Compton is home to the Compton Cricket Club, the only all American-born exhibition cricket team. Its founder, Ted Hayes, said, "The aim of playing cricket is to teach people how to respect themselves and respect authority so they stop killing each other."

Historical landmarks

Angeles Abbey Cemetery contains examples of Byzantine, Moorish and Spanish architectural styles. The cemetery was built in 1923 and survived the 1933 Long Beach earthquake.

Compton Airport opened on May 10, 1924. Located on Alondra Boulevard, the airport offers flight training, has accommodations for more than 200 planes, and is home to several aviation clubs.

Dr. Martin Luther King, Jr. Memorial: This Civic Center monument is dedicated to the memory of Dr. Martin Luther King, Jr. It is surrounded by the Civic Center, Compton Court House, Compton City Hall, and Compton Public Library.
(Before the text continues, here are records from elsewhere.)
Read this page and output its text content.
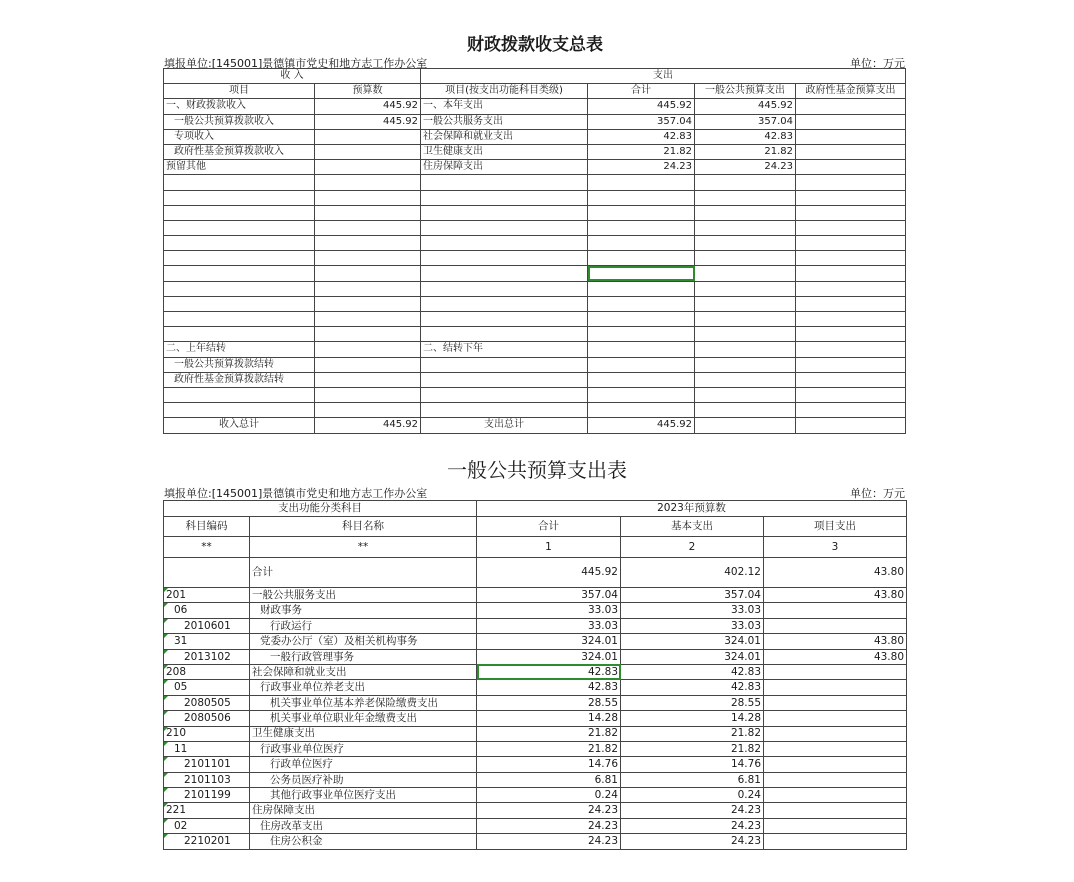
财政拨款收支总表
填报单位:[145001]景德镇市党史和地方志工作办公室	单位：万元
收 入		支出			
项目	预算数	项目(按支出功能科目类级)	合计	一般公共预算支出	政府性基金预算支出
一、财政拨款收入	445.92	一、本年支出	445.92	445.92	
一般公共预算拨款收入	445.92	一般公共服务支出	357.04	357.04	
专项收入		社会保障和就业支出	42.83	42.83	
政府性基金预算拨款收入		卫生健康支出	21.82	21.82	
预留其他		住房保障支出	24.23	24.23	

二、上年结转		二、结转下年			
一般公共预算拨款结转					
政府性基金预算拨款结转					

收入总计	445.92	支出总计	445.92		
一般公共预算支出表
填报单位:[145001]景德镇市党史和地方志工作办公室	单位：万元
支出功能分类科目		2023年预算数		
科目编码	科目名称	合计	基本支出	项目支出
**	**	1	2	3
	合计	445.92	402.12	43.80
201	一般公共服务支出	357.04	357.04	43.80
06	财政事务	33.03	33.03	
2010601	行政运行	33.03	33.03	
31	党委办公厅（室）及相关机构事务	324.01	324.01	43.80
2013102	一般行政管理事务	324.01	324.01	43.80
208	社会保障和就业支出	42.83	42.83	
05	行政事业单位养老支出	42.83	42.83	
2080505	机关事业单位基本养老保险缴费支出	28.55	28.55	
2080506	机关事业单位职业年金缴费支出	14.28	14.28	
210	卫生健康支出	21.82	21.82	
11	行政事业单位医疗	21.82	21.82	
2101101	行政单位医疗	14.76	14.76	
2101103	公务员医疗补助	6.81	6.81	
2101199	其他行政事业单位医疗支出	0.24	0.24	
221	住房保障支出	24.23	24.23	
02	住房改革支出	24.23	24.23	
2210201	住房公积金	24.23	24.23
The Eagle Tree is a natural boundary marker of Rancho San Pedro dating to 1858. It contains a historic marker and plaque placed by the Daughters of the Golden West in 1947.

The 'Heritage House' was built in 1869 and is a State Historic Landmark. The oldest house in Compton, it was restored as a tribute to early settlers. It is an important landmark of Compton's rich history. At the corner of Myrrh and Willowbrook near the Civic Center Plaza, the Heritage House is a rustic-looking home that will eventually have a museum detailing early life in Compton. For now it shows the stark difference between the simple life of the 19th century and the fast-paced urban environment of the 21st.

Woodlawn Cemetery is the final resting place of 18 Civil War veterans. It has been a Los Angeles County Historic Landmark since 1946.

City sites

  • The Major League Baseball Academy is a youth baseball academy providing free baseball and softball instruction to Southern California youth.
  • Tomorrow's Aeronautical Museum is a non-traditional compilation of a living interactive museum, after-school programs, gang intervention programs and flight school.

Sister cities

On January 19, 2010, the Compton City Council passed a resolution creating a sister cities program to be managed as a chapter of the Compton Chamber of Commerce. The city has established partnerships with three cities:

  • Nigeria Onitsha, Anambra, Nigeria (2010)
  • Samoa Apia, Samoa (2010)
  • Bulgaria Targovishte, Bulgaria (2010)
  • Russia Alexandrov, Vladimir Oblast, Russia (2015)

The city is also looking to add sister partnerships with Yanga, Mexico and Port of Spain, Trinidad & Tobago.